Elsewhere in the world of history, heritage, and memory, we didn’t want to overlook the following:
- There’s been quite a discussion about the decision to change the name of a high school. Fans of Nathan Bedford Forrest found themselves on the losing end of this one.
- H. K. Edgerton continues to draw attention and garner free publicity.
- The UDC welcomes members who are descended from slaves impressed to work for the Confederate military. What does “service” mean? Was impressment “service”?
- Here’s a rather interesting study of what some of the seceding states said was their reason for seceding. I presume we will accept that these people knew what they meant.
- Is the United States Army still going to war against Lee and Jackson?
- Never say I didn’t point to a positive action on the part of the Virginia Flaggers.
What it boils down to on the study of the declarations regarding secession is that while categories other than slavery were listed, when they set forth the language regarding the other grounds cited they all end up referring to slavery: (1) South Carolina doesn’t see the state’s rights issue involving NY to be NY’s right to determine what happens within its borders.
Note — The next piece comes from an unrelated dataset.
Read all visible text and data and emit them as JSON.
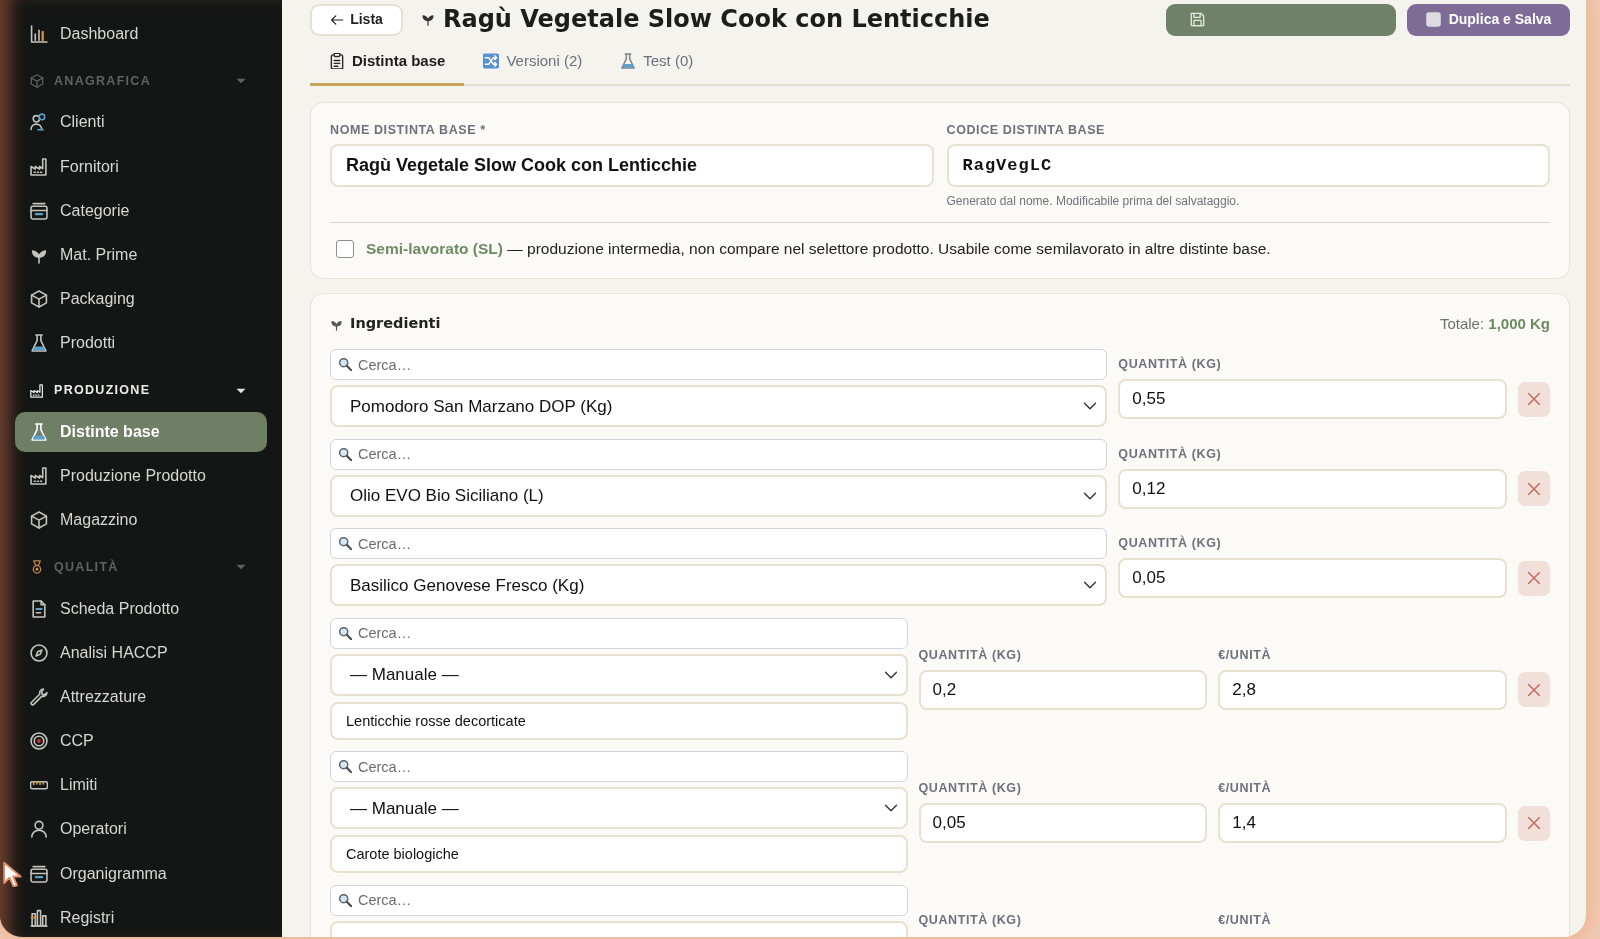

It sees the state’s rights issue in terms of how dare NY limit slaveholders right to transport slaves any where they want. (2) The objection to Lincoln’s election was that he and his party were seen as the tools of the abolitionists.
I’ve long thought of the cause(s) of the Civil War as being like a wheel. The spokes might be labeled economy, etc. but the hub of the wheel and the rim were composed of slavery.
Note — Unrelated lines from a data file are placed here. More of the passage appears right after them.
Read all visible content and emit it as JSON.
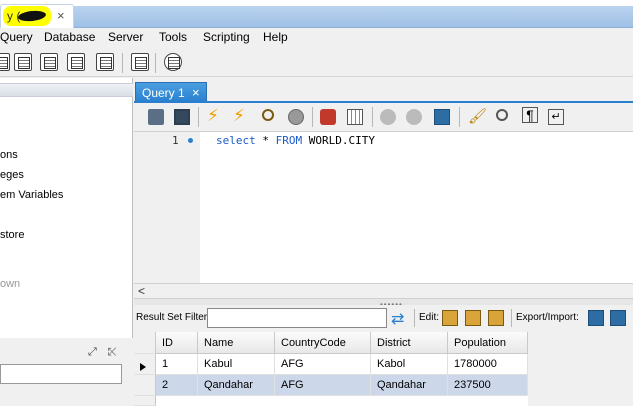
{
  "app_tab": {
    "title": "y (",
    "close": "×"
  },
  "menu": [
    "Query",
    "Database",
    "Server",
    "Tools",
    "Scripting",
    "Help"
  ],
  "sidebar": {
    "items": [
      {
        "label": "ons",
        "disabled": false
      },
      {
        "label": "eges",
        "disabled": false
      },
      {
        "label": "em Variables",
        "disabled": false
      },
      {
        "label": "store",
        "disabled": false
      },
      {
        "label": "own",
        "disabled": true
      }
    ],
    "footer_icons": "⤢ ⤪"
  },
  "query_tab": {
    "label": "Query 1",
    "close": "×"
  },
  "editor": {
    "line_number": "1",
    "tokens": {
      "kw1": "select",
      "star": " * ",
      "kw2": "FROM",
      "table": " WORLD.CITY"
    }
  },
  "result_toolbar": {
    "filter_label": "Result Set Filter:",
    "filter_value": "",
    "edit_label": "Edit:",
    "export_label": "Export/Import:"
  },
  "grid": {
    "columns": [
      "ID",
      "Name",
      "CountryCode",
      "District",
      "Population"
    ],
    "rows": [
      [
        "1",
        "Kabul",
        "AFG",
        "Kabol",
        "1780000"
      ],
      [
        "2",
        "Qandahar",
        "AFG",
        "Qandahar",
        "237500"
      ]
    ],
    "selected_row": 1
  },
  "colors": {
    "accent": "#2a80cf",
    "selection": "#cdd7ea",
    "highlight": "#ffff00"
  }
}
Great post. I use the wheel and spoke analogy also. Any issues related to secession and war are a spinoff from the hub.
That’s an interesting analysis of some of the secession documents. As a limited word study, however, it’s not well-calibrated to determine what was/were the driving issue(s). For example, “state’s rights” appears quite a bit but context clearly reveals that this was a euphemism for, or consequence of, Lincoln’s election and the various impacts it was predicted to have on the “institution”. In fact, the topical breakdown works slavery-aspects into the “non-slavery” topics. Put differently, secession was not an exercise in abstract political theory – it was the response to real and imagined fears about what ultimately would happen to slavery as a result of increased northern/Repubican power in the Congress. The two “real” (as opposed to theoretical) factors were slavery and the Tariff. When measured against each other the latter clearly occupied a background role. Had the “Black Republicans” not won the 1860 election it’s hard to imagine secession during the ensuing winter.